The door closes behind me, and I'm left in the hallway with Luca, who is always profoundly uncomfortable being alone with me.
He gestures for me to follow him. Dante should have given the order in advance— eat and sleep , like a little pet. We walk in silence through the corridors, and from a distance, I can hear the muffled sound of raised voices coming from the office.
We arrive at an impeccably clean industrial kitchen, large enough to serve a battalion. Two cooks are dozing.
Luca clears his throat. The first one jolts awake, slaps the second, and both are standing with their faces creased from sleep and their spines straight.
"Yes, sir," one of them says. I have the impression he almost salutes. It would make sense. Luca has the best posture among all the enforcers I've seen, and he was only slightly less broad than Dante—he must have a military background.
"Prepare something for him," Luca orders. "Real food. The boss will check."
The cooks nod, terrified, and begin to move with a nervous efficiency. They don't question anything. They can't.
I sit on a high stool near a stainless steel counter.

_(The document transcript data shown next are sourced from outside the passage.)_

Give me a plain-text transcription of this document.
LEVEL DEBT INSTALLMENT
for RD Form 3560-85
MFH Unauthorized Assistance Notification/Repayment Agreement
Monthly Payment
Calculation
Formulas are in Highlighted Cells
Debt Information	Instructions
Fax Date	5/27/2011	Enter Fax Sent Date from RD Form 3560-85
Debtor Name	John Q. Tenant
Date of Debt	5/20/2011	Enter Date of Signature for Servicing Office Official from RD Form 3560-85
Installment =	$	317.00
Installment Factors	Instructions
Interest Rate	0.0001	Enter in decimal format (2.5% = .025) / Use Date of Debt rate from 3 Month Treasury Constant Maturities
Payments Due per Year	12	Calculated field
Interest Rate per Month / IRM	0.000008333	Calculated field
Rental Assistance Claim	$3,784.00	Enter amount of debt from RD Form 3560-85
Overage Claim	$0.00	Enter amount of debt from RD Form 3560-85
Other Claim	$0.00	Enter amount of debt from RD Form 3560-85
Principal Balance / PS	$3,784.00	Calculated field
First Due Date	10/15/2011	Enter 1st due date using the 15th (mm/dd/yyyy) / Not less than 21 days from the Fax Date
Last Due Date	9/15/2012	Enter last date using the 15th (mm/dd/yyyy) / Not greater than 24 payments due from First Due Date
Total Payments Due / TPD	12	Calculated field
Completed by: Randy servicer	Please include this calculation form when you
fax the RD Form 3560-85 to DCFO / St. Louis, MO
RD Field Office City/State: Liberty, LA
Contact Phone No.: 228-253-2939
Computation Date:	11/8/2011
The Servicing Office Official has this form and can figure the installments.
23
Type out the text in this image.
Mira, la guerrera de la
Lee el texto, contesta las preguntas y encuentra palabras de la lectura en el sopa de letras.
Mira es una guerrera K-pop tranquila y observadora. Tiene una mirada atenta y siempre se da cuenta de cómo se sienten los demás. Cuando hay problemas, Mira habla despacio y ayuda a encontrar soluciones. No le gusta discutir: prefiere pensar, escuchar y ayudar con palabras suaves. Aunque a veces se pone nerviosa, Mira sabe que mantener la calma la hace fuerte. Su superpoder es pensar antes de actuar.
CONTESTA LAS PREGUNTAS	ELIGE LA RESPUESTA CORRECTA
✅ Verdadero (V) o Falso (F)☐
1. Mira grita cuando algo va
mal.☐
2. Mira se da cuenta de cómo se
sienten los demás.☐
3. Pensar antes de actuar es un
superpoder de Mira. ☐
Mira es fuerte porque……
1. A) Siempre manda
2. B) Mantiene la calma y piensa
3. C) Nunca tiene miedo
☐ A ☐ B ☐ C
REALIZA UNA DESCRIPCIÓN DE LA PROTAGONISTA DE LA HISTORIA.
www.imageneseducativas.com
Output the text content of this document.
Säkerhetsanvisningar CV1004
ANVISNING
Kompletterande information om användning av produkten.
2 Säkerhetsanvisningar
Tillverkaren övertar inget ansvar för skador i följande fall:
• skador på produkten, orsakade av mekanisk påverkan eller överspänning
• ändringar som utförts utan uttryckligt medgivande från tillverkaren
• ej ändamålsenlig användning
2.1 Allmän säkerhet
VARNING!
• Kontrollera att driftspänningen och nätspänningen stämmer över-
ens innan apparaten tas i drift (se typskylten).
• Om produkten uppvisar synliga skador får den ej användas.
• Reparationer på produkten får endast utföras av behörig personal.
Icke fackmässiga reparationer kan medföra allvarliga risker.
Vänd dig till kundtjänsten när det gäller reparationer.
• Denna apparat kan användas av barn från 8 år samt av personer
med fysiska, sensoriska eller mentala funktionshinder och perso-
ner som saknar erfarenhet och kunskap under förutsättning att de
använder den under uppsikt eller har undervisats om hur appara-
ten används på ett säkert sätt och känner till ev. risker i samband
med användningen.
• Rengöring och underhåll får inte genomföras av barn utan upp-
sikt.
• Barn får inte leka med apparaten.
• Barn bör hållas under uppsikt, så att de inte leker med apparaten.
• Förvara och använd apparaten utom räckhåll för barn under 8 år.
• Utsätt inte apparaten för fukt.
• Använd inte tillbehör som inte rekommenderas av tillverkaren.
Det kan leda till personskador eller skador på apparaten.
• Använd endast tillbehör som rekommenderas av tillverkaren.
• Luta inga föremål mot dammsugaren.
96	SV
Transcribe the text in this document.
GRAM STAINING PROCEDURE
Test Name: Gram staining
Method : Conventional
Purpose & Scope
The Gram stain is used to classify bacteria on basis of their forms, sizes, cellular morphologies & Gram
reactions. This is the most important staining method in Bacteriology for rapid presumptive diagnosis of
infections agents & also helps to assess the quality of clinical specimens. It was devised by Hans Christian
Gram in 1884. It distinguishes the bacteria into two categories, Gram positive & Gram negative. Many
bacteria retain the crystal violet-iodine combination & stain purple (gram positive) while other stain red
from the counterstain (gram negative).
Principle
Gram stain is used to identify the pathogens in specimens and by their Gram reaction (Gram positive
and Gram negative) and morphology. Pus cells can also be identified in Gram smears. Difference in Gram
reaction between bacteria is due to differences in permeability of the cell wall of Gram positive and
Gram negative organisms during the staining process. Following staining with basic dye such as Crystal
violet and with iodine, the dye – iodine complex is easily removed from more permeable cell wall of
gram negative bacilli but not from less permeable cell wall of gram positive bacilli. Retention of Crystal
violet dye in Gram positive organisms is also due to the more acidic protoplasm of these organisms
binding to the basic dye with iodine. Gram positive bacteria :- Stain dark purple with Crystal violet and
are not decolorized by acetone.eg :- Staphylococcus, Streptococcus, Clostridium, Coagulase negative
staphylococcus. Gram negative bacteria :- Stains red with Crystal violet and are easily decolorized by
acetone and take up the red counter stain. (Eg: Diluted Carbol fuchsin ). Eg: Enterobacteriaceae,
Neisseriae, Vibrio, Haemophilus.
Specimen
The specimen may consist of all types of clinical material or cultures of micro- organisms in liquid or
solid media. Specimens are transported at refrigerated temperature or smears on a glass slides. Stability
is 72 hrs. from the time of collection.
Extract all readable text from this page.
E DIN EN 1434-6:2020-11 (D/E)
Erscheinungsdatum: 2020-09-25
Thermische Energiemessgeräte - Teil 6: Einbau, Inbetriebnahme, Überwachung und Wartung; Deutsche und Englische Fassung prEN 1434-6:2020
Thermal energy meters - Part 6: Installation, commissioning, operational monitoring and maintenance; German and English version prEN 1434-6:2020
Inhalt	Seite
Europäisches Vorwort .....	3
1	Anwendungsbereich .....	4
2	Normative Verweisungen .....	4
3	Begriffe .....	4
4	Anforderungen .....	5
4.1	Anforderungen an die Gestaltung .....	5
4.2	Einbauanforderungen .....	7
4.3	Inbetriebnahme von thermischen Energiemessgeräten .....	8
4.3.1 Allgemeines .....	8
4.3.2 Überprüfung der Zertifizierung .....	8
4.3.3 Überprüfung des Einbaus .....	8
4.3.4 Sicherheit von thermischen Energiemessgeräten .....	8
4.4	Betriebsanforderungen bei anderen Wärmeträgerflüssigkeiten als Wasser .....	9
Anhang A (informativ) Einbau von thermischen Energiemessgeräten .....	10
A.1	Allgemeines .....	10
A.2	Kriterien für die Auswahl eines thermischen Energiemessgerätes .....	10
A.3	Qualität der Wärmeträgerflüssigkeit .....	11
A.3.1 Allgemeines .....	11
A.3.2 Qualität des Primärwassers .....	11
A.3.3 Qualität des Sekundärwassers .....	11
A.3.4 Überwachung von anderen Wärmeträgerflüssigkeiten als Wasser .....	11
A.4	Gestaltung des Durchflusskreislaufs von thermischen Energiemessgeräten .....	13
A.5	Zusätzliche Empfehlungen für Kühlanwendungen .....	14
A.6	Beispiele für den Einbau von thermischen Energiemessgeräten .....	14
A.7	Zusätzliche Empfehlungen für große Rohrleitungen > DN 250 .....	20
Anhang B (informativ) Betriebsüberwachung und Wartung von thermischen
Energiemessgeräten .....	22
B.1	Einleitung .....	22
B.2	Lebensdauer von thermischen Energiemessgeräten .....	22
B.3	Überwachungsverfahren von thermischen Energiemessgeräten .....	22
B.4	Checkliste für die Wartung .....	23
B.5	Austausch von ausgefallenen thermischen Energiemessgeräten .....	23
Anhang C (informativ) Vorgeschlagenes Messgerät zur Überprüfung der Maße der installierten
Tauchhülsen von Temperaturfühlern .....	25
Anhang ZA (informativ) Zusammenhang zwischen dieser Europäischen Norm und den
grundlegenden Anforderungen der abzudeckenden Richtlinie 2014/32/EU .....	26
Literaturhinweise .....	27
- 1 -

The sound of the distant argument is still audible. They must be cursing at each other. Dante demanding control, and Svetlana demanding results.
Luca remains standing near the door. He's a guard made of stone and suit, always awake and available—a little robot at the Volkovs' command.
I yawn. Without any stimulus, my body feels heavy. I focus on the distant ticks of a clock, the metallic noises of the cooks, and the hum of the family quarrel. Something shatters on the floor. Dante is the type to break things against the wall. Or is it Svetlana?
"Do they fight a lot?" I ask.
Luca stares at me. He shows no reaction to the hum. Yes, they definitely fight a lot. "The Volkovs are passionate."